Bourses africaines : vers une intégration continentale ou une compétition fragmentée ?

Bourses africaines : vers une intégration continentale ou une compétition fragmentée ?
Alors que les économies africaines cherchent à accélérer leur développement en diversifiant leurs sources de financement, les marchés boursiers du continent peinent encore à atteindre la masse critique nécessaire pour jouer pleinement leur rôle. Pourtant, l’intégration financière africaine, promise par la Zone de libre-échange continentale africaine (ZLECAf), offre un horizon ambitieux : celui d’un marché boursier panafricain fluide, attractif et résilient. Mais entre fragmentation, faible liquidité et défis réglementaires, le chemin reste semé d’embûches.
Un paysage boursier encore éclaté
L’Afrique compte aujourd’hui près de 30 places boursières, dont les plus dynamiques se trouvent au Maroc (Bourse de Casablanca), en Afrique du Sud (Johannesburg Stock Exchange), au Nigeria (NGX), en Égypte (EGX) et au Kenya (NSE). Mais ces marchés demeurent très inégaux en taille, en volume de transactions et en degré de sophistication.
La Bourse de Johannesburg, à elle seule, représente plus de 90 % de la capitalisation boursière du continent, tandis que plusieurs autres marchés enregistrent moins d’une dizaine d’échanges quotidiens. Cette concentration limite la visibilité des marchés dits “frontaliers”, pourtant riches en potentiel.
Faible liquidité, forte volatilité
Le manque de liquidité reste l’un des handicaps majeurs des marchés africains. Peu d’entreprises cotées, faible rotation des titres, faible présence d’investisseurs institutionnels locaux, et grande dépendance aux flux étrangers rendent les marchés vulnérables aux chocs externes et aux mouvements de capitaux.
Les introductions en bourse (IPO) sont rares, les retraits fréquents, et le climat d’incertitude géopolitique ou réglementaire accentue la prudence des investisseurs, aussi bien locaux qu’étrangers.
L’intégration régionale : un levier encore sous-exploité
Plusieurs initiatives tentent de remédier à cette fragmentation. Le projet African Exchanges Linkage Project (AELP), lancé en 2021 par l’African Securities Exchanges Association (ASEA), vise à connecter électroniquement sept bourses majeures du continent afin de faciliter les transactions transfrontalières et améliorer la transparence.

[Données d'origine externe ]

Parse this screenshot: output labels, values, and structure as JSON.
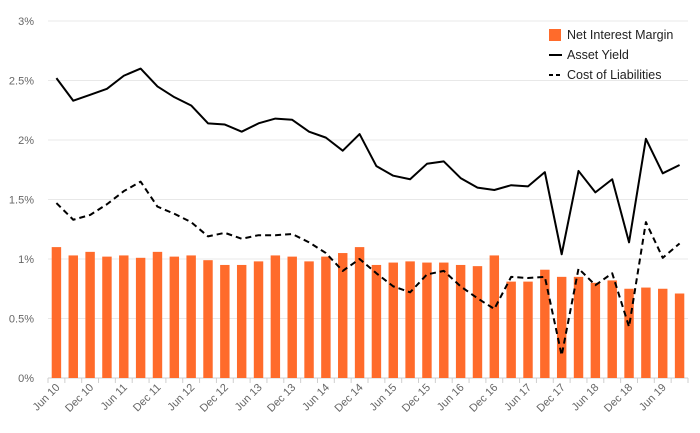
{
  "chart_data": {
    "type": "bar+line",
    "title": "",
    "xlabel": "",
    "ylabel": "",
    "ylim": [
      0,
      3
    ],
    "y_ticks": [
      "0%",
      "0.5%",
      "1%",
      "1.5%",
      "2%",
      "2.5%",
      "3%"
    ],
    "y_tick_values": [
      0,
      0.5,
      1,
      1.5,
      2,
      2.5,
      3
    ],
    "grid": "horizontal",
    "legend_position": "top-right",
    "x": [
      "Jun 10",
      "Sep 10",
      "Dec 10",
      "Mar 11",
      "Jun 11",
      "Sep 11",
      "Dec 11",
      "Mar 12",
      "Jun 12",
      "Sep 12",
      "Dec 12",
      "Mar 13",
      "Jun 13",
      "Sep 13",
      "Dec 13",
      "Mar 14",
      "Jun 14",
      "Sep 14",
      "Dec 14",
      "Mar 15",
      "Jun 15",
      "Sep 15",
      "Dec 15",
      "Mar 16",
      "Jun 16",
      "Sep 16",
      "Dec 16",
      "Mar 17",
      "Jun 17",
      "Sep 17",
      "Dec 17",
      "Mar 18",
      "Jun 18",
      "Sep 18",
      "Dec 18",
      "Mar 19",
      "Jun 19",
      "Sep 19"
    ],
    "x_tick_labels": [
      "Jun 10",
      "Dec 10",
      "Jun 11",
      "Dec 11",
      "Jun 12",
      "Dec 12",
      "Jun 13",
      "Dec 13",
      "Jun 14",
      "Dec 14",
      "Jun 15",
      "Dec 15",
      "Jun 16",
      "Dec 16",
      "Jun 17",
      "Dec 17",
      "Jun 18",
      "Dec 18",
      "Jun 19"
    ],
    "series": [
      {
        "name": "Net Interest Margin",
        "type": "bar",
        "color": "#ff6b2b",
        "values": [
          1.1,
          1.03,
          1.06,
          1.02,
          1.03,
          1.01,
          1.06,
          1.02,
          1.03,
          0.99,
          0.95,
          0.95,
          0.98,
          1.03,
          1.02,
          0.98,
          1.02,
          1.05,
          1.1,
          0.95,
          0.97,
          0.98,
          0.97,
          0.97,
          0.95,
          0.94,
          1.03,
          0.81,
          0.81,
          0.91,
          0.85,
          0.85,
          0.8,
          0.82,
          0.75,
          0.76,
          0.75,
          0.71
        ]
      },
      {
        "name": "Asset Yield",
        "type": "line",
        "style": "solid",
        "color": "#000000",
        "values": [
          2.52,
          2.33,
          2.38,
          2.43,
          2.54,
          2.6,
          2.45,
          2.36,
          2.29,
          2.14,
          2.13,
          2.07,
          2.14,
          2.18,
          2.17,
          2.07,
          2.02,
          1.91,
          2.05,
          1.78,
          1.7,
          1.67,
          1.8,
          1.82,
          1.68,
          1.6,
          1.58,
          1.62,
          1.61,
          1.73,
          1.04,
          1.74,
          1.56,
          1.67,
          1.14,
          2.01,
          1.72,
          1.79
        ]
      },
      {
        "name": "Cost of Liabilities",
        "type": "line",
        "style": "dashed",
        "color": "#000000",
        "values": [
          1.47,
          1.33,
          1.37,
          1.46,
          1.57,
          1.65,
          1.44,
          1.38,
          1.31,
          1.19,
          1.22,
          1.17,
          1.2,
          1.2,
          1.21,
          1.14,
          1.05,
          0.9,
          1.0,
          0.88,
          0.77,
          0.72,
          0.87,
          0.9,
          0.77,
          0.67,
          0.58,
          0.85,
          0.84,
          0.85,
          0.19,
          0.92,
          0.78,
          0.88,
          0.43,
          1.31,
          1.01,
          1.13
        ]
      }
    ]
  }
}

D’autres initiatives régionales, comme la Bourse Régionale des Valeurs Mobilières (BRVM) en Afrique de l’Ouest, illustrent qu’un marché commun pour plusieurs pays est possible — et même efficace, à condition d’une harmonisation réglementaire.
Cas du Maroc : entre ouverture internationale et attractivité régionale
La Bourse de Casablanca, deuxième plus importante du continent, joue un rôle stratégique de pont entre l’Afrique subsaharienne, l’Europe et le monde arabe. Engagée dans un processus de modernisation (plateformes électroniques, green bonds, marchés alternatifs), elle cherche à renforcer sa profondeur et son attractivité régionale.
Le Maroc ambitionne de devenir un hub financier africain, notamment via Casablanca Finance City, tout en multipliant les accords de coopération avec d’autres marchés africains.
Vers une nouvelle ère pour les marchés financiers africains ?
L’intégration boursière africaine ne sera pas seulement une affaire de technologie ou de réglementation. Elle nécessitera des choix politiques clairs : renforcer la transparence, améliorer la gouvernance des entreprises cotées, développer l’épargne locale, et construire la confiance des investisseurs.
Dans un monde multipolaire et instable, l’Afrique a tout à gagner à mutualiser ses forces financières. Car un marché de capitaux continental solide peut devenir le poumon du financement africain, capable de soutenir la croissance, d’attirer les investissements productifs, et de financer ses propres champions économiques.